Surprisingly, if there is anyone Leahy fears, it is Boeing’s chief executive Jim McNerney. The 61-year-old is a former boss of General Electric’s engines division and the two men have known each other for years.
“He is a very good salesman. Better than anyone they have got out there,” Leahy says, overlooking Boeing’s CEO of commercial aeroplanes Jim Albaugh.
EADS management is due for changes in 2012 when Airbus CEO Tom Enders is expected to step up to replace Gallois as CEO of the parent company. Enders’ likely successor Fabrice Bregier and Leahy are “not close but respect each other’s ground,” an Airbus executive said.

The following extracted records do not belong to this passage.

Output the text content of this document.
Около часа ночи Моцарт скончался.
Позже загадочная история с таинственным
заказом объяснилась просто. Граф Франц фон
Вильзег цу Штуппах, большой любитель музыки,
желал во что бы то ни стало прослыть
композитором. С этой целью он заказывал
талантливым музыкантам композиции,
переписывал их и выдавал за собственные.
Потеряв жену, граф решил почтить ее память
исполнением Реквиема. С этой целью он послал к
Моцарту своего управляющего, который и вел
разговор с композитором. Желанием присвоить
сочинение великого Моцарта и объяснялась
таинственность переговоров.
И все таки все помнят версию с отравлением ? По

Leahy himself sidesteps questions about his future. The closest he comes to discussing retirement is to hint he may take up flying again. Two weeks ago he was working the phones from a ski resort and pledging to sell more than 500 planes in 2011. People who know Leahy say his unfulfilled dream deals might include breaking Boeing’s 40-year partnership with low-cost giant Southwest Airlines, or winning an A380 order in the Americas.
Does the man who just agreed to buy a record 180 planes from John Leahy think he will retire? “That’s a very good question,” says IndiGo’s Rakesh Gangwal, who has known Leahy for almost two decades. “I don’t know how he would do it. He would drive his wife Grace crazy. He is such a driven man. I can’t see John relaxing in retirement for very long.”